Números & pessoas
A propósito da uniformização que o mundo global sofreu nas últimas décadas, e da explosão das marcas (e dos franchisings) espalhadas por todo o lado, com os mesmos artigos, ou os mesmos pratos, ou os mesmos sapatos, o meu amigo Miguel costumava contar a história hilariante de um outro amigo nosso que certo dia entrara num McDonald’s e, quando a empregada se aproximou dele, pediu:
- Oiça, quero um Big Mac, mas quero isso bem caprichadinho!
Toda a gente se riu com a ideia de haver um Big Mac personalizado para o nosso amigo, mais bem grelhado, com um tomate maior, sei lá...
Na verdade, esse amigo estava, sem querer, a antecipar o que se seguiu: face ao reconhecimento de que, mesmo dentro de uma presumível uniformidade de gostos, cada mercado tinha as suas características, e quem não as tivesse em conta corria riscos de perder negócio, começaram a surgir as especificidades das marcas para cada região. Assim nasceram, justamente na McDonalds, por exemplo, em Portugal, as sopas e o cantinho do café expresso...
Dessa ideia de desumanização absoluta, em que todos os clientes são iguais e não têm identidade, “crescemos” para um mundo onde repentinamente nos tratam pelo nome, sabem o que queremos, e a globalização aproxima-se da personalização. Assim estamos nos dias que correm.
Achava eu, claro.
Há dias entrei num Mcdonald’s, coisa que não fazia há muitos meses, talvez mais de um ano.
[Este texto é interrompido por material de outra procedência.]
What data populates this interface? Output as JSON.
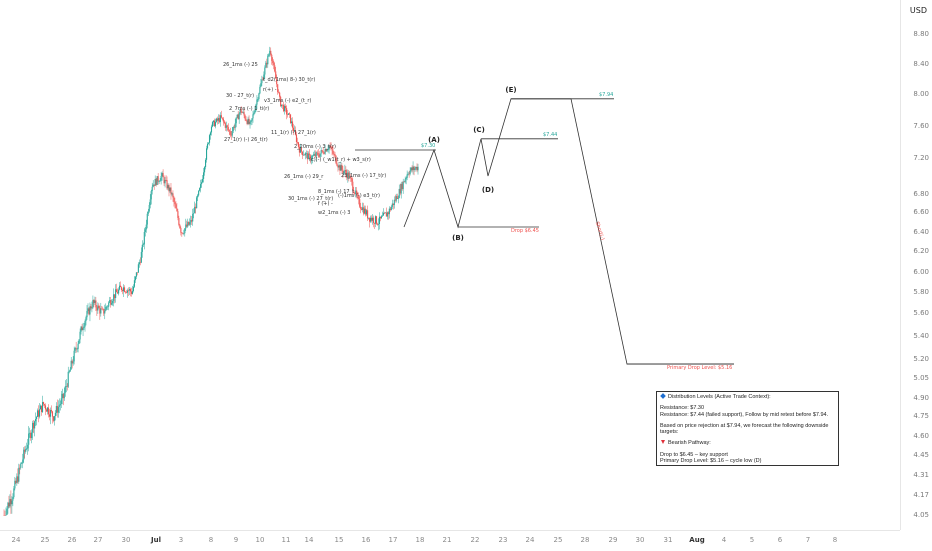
{
  "chart_data": {
    "type": "candlestick",
    "currency": "USD",
    "y_axis_ticks": [
      "8.80",
      "8.40",
      "8.00",
      "7.60",
      "7.20",
      "6.80",
      "6.60",
      "6.40",
      "6.20",
      "6.00",
      "5.80",
      "5.60",
      "5.40",
      "5.20",
      "5.05",
      "4.90",
      "4.75",
      "4.60",
      "4.45",
      "4.31",
      "4.17",
      "4.05"
    ],
    "x_axis_ticks": [
      {
        "label": "24",
        "bold": false
      },
      {
        "label": "25",
        "bold": false
      },
      {
        "label": "26",
        "bold": false
      },
      {
        "label": "27",
        "bold": false
      },
      {
        "label": "30",
        "bold": false
      },
      {
        "label": "Jul",
        "bold": true
      },
      {
        "label": "3",
        "bold": false
      },
      {
        "label": "8",
        "bold": false
      },
      {
        "label": "9",
        "bold": false
      },
      {
        "label": "10",
        "bold": false
      },
      {
        "label": "11",
        "bold": false
      },
      {
        "label": "14",
        "bold": false
      },
      {
        "label": "15",
        "bold": false
      },
      {
        "label": "16",
        "bold": false
      },
      {
        "label": "17",
        "bold": false
      },
      {
        "label": "18",
        "bold": false
      },
      {
        "label": "21",
        "bold": false
      },
      {
        "label": "22",
        "bold": false
      },
      {
        "label": "23",
        "bold": false
      },
      {
        "label": "24",
        "bold": false
      },
      {
        "label": "25",
        "bold": false
      },
      {
        "label": "28",
        "bold": false
      },
      {
        "label": "29",
        "bold": false
      },
      {
        "label": "30",
        "bold": false
      },
      {
        "label": "31",
        "bold": false
      },
      {
        "label": "Aug",
        "bold": true
      },
      {
        "label": "4",
        "bold": false
      },
      {
        "label": "5",
        "bold": false
      },
      {
        "label": "6",
        "bold": false
      },
      {
        "label": "7",
        "bold": false
      },
      {
        "label": "8",
        "bold": false
      }
    ],
    "price_path": [
      4.05,
      4.2,
      4.45,
      4.7,
      4.85,
      4.75,
      4.9,
      5.2,
      5.5,
      5.7,
      5.6,
      5.75,
      5.85,
      5.8,
      6.2,
      6.9,
      7.0,
      6.8,
      6.4,
      6.5,
      6.9,
      7.6,
      7.7,
      7.5,
      7.8,
      7.6,
      8.1,
      8.6,
      7.9,
      7.7,
      7.3,
      7.2,
      7.25,
      7.35,
      7.1,
      7.0,
      6.7,
      6.55,
      6.5,
      6.6,
      6.8,
      7.05,
      7.1
    ],
    "forecast_path_prices": [
      6.45,
      7.3,
      6.45,
      7.44,
      7.0,
      7.94,
      7.94,
      5.16,
      5.16
    ],
    "levels": [
      {
        "label": "$7.30",
        "price": 7.3,
        "color": "#26a69a"
      },
      {
        "label": "$7.44",
        "price": 7.44,
        "color": "#26a69a"
      },
      {
        "label": "$7.94",
        "price": 7.94,
        "color": "#26a69a"
      },
      {
        "label": "Drop $6.45",
        "price": 6.45,
        "color": "#ef5350"
      },
      {
        "label": "Primary Drop Level: $5.16",
        "price": 5.16,
        "color": "#ef5350"
      }
    ],
    "wave_labels": [
      "(A)",
      "(B)",
      "(C)",
      "(D)",
      "(E)"
    ],
    "annotations": [
      "26_1ms (-) 25",
      "30 - 27_t(r)",
      "2_7ms (-) 1_ti(r)",
      "27_1(r) (-) 26_t(r)",
      "t_d2(1ms) 8-) 30_t(r)",
      "r(+) -",
      "v3_1ms (-) e2_(t_r)",
      "11_1(r) (-) 27_1(r)",
      "2_20ms (-) 3_t(r)",
      "(c)(-) (_w1(t_r) + w3_s(r)",
      "26_1ms (-) 29_r",
      "23_1ms (-) 17_t(r)",
      "8_1ms (-) 17_t",
      "(-)1ms (-) e3_t(r)",
      "30_1ms (-) 27_t(r)",
      "f (+) -",
      "w2_1ms (-) 3"
    ],
    "diagonal_label": "Short(-)"
  },
  "info_box": {
    "header": "Distribution Levels (Active Trade Context):",
    "line1": "Resistance: $7.30",
    "line2": "Resistance: $7.44 (failed support), Follow by mid retest before $7.94.",
    "line3": "Based on price rejection at $7.94, we forecast the following downside targets:",
    "bearish_title": "Bearish Pathway:",
    "line4": "Drop to $6.45 – key support",
    "line5": "Primary Drop Level: $5.16 – cycle low (D)"
  },
  "colors": {
    "up": "#26a69a",
    "down": "#ef5350",
    "line": "#333333",
    "accent": "#1f6fd1"
  }
}
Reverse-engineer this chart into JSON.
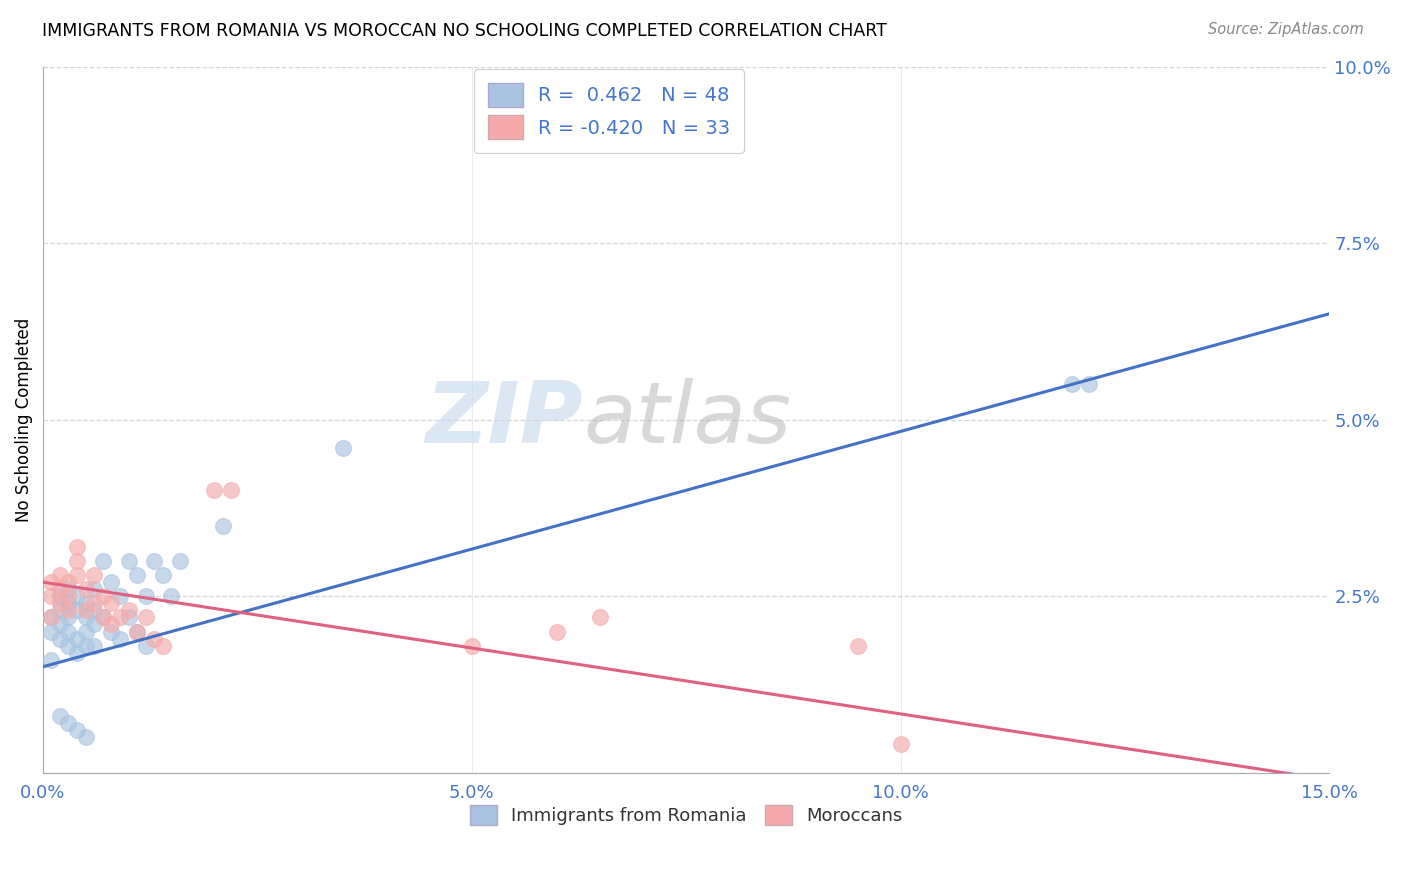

Fui surpreendido por um balcão onde não havia empregados nas caixas, mas havia gente afadigada a correr entre a cozinha e a frente de sala. Em vários cantos, ecrãs gigantes “chamavam-nos” para fazer o pedido. Ouvi um homem gritar números diversos, e por cima dele uma espécie de televisor onde se exibiam encomendas “em preparação” e “prontas”.
Fiz a minha encomenda, recebi um papel com um numero, e às tantas ouvi o tal homem chamar pelo “21”. Era eu. Era o meu pedido.
Demorou mais tempo do que no processo clássico anterior. Desumanizou ainda mais uma cadeia de junk food já popular pela sua linha de montagem de hambúrgueres. E retrocedeu décadas face ao que os estudos têm demonstrado. Hoje, deixei de ser um cliente McDonald's para passar a ser um número. Ao lado, no "Starbucks", chamam pelo “Pedro” quando o café está pronto. E mais à frente, no “H3”, perguntam se quero mais arroz ou a carne bem passada.
(Não adianta virem falar-me na redução do número de trabalhadores ou na economia de escala – estou a falar de saber fazer negócios e vender...)
É verdade que já ía raramente às lojas da McDonald’s. Mas nunca deixei de as elogiar pela inovação, cuidado, higiene, segurança. Agora, espalharam-se ao comprido: no tempo em que estamos a recuperar o tratamento personalizado, optam por tornar os clientes em meros números sem contacto humano. Ou sequer nos “premiarem” com rapidez ou eficácia.
Estão ainda mais à frente do que imagino, ou já foram. Eu já fui.